At the Port Louis assembly, Rajni Lallah took up the issues Ram covered at the Curepipe Assembly, and spoke on the burning issue of Jugnauth’s Electoral Reform, which she saw as “for the form” and not having a hope of getting the three-quarter majority necessary. She also spoke about the political fall-out from the two Commissions of Enquiry. The Ex-President, being inexperienced, she said, fell right into the trap set for her by businessman-NGO, Alvaro Sobrinho. The former President then ended up using a credit card given by an NGO, Planet Earth Institute, for buying around a million rupees worth of jewellery, make-up and clothing. Supposedly by mistake.

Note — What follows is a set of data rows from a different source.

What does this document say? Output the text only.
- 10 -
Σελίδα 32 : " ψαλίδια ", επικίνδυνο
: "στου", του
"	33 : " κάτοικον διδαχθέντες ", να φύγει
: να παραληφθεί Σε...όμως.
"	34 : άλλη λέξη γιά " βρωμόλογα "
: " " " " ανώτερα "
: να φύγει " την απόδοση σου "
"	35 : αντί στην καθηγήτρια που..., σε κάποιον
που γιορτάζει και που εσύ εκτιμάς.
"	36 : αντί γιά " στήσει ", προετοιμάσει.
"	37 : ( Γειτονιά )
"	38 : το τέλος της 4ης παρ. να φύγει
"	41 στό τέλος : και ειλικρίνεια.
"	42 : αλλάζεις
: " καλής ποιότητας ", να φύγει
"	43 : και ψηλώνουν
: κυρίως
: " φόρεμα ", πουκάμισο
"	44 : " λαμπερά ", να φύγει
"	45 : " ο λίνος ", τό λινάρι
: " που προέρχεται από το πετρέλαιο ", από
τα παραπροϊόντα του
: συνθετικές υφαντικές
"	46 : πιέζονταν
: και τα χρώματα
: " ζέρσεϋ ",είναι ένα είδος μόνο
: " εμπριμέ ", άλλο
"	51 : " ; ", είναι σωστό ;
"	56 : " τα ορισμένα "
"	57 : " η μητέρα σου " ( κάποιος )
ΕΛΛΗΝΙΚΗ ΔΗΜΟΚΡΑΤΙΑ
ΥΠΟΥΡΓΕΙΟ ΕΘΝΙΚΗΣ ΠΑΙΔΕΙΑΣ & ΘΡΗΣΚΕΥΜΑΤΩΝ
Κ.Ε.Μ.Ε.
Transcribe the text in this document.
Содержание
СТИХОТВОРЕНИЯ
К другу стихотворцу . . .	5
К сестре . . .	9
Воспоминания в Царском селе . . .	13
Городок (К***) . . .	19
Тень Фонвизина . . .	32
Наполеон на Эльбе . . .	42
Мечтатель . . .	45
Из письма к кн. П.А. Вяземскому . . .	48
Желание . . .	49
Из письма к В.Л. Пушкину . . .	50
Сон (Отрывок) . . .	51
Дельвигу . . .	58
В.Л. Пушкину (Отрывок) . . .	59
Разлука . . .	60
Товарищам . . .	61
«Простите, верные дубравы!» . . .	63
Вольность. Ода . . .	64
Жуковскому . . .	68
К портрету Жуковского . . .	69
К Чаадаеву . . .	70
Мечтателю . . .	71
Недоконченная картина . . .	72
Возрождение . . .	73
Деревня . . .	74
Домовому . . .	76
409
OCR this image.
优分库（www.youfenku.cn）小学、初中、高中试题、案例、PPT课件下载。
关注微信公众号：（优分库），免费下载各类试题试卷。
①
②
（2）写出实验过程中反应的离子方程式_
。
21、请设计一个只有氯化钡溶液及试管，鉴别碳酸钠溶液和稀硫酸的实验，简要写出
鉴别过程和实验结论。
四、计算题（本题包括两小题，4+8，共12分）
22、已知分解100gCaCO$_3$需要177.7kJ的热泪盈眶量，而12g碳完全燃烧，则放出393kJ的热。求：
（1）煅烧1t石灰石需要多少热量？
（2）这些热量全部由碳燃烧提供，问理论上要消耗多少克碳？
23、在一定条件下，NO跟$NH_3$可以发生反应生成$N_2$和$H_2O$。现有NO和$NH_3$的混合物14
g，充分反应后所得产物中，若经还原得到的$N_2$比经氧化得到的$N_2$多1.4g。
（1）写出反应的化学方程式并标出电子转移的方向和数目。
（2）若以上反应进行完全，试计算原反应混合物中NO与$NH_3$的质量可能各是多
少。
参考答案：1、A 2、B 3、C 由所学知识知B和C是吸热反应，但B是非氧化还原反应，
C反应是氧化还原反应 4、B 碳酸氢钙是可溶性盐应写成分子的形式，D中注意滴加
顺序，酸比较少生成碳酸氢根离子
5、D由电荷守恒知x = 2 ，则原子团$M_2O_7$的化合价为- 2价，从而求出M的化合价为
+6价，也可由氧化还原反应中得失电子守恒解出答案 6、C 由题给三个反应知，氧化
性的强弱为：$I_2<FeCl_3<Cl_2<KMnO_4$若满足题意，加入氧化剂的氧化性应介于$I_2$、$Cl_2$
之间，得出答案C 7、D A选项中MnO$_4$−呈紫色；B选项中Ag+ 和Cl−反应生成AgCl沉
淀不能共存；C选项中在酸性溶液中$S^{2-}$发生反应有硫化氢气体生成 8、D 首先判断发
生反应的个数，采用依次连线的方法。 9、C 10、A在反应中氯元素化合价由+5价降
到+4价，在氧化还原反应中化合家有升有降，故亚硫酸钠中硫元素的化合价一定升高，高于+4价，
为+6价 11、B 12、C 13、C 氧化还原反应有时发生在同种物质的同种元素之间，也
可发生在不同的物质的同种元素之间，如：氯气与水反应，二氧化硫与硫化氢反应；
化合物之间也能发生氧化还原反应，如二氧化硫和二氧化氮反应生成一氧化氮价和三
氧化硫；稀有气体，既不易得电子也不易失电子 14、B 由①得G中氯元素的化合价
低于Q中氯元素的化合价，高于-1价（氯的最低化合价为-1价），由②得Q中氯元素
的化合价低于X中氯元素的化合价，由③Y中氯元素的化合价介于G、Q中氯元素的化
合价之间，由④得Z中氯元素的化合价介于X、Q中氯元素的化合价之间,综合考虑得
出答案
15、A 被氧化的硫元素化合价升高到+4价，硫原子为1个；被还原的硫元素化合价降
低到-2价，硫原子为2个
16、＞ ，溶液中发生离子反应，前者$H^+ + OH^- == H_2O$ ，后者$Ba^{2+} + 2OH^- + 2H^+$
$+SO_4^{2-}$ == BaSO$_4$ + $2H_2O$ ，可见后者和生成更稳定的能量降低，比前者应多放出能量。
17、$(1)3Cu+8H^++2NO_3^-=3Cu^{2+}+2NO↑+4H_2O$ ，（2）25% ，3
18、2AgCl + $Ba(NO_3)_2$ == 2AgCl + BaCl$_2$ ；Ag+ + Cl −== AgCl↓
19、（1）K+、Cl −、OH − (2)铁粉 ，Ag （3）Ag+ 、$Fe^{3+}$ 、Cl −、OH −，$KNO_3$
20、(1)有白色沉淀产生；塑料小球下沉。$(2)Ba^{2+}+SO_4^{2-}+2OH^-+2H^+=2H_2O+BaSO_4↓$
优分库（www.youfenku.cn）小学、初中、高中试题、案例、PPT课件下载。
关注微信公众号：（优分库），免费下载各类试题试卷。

And the Drug Traffic Commission of Enquiry fell very much into the old pattern of more and more repression, even as repression gives more power to existing mafia. 


 Debate


Both Assemblies had interesting debate from the floor. And both ended in small groups planning neighbourhood meetings in all the different areas for the next month. Some are existing branches and others will be new embryonic branches.


Informal moments


Both Assemblies ended with something to drink. In Curepipe, the branch had prepared home-made lemon grass tea – chilled and off-the-shelf, sugared and without sugar. In Port Louis, bergamot juice was served, as well as coffee and all kinds of tea. People then chatted together, making a lot of nice noise and bursting into laughter, everyone talking about everything under the sun.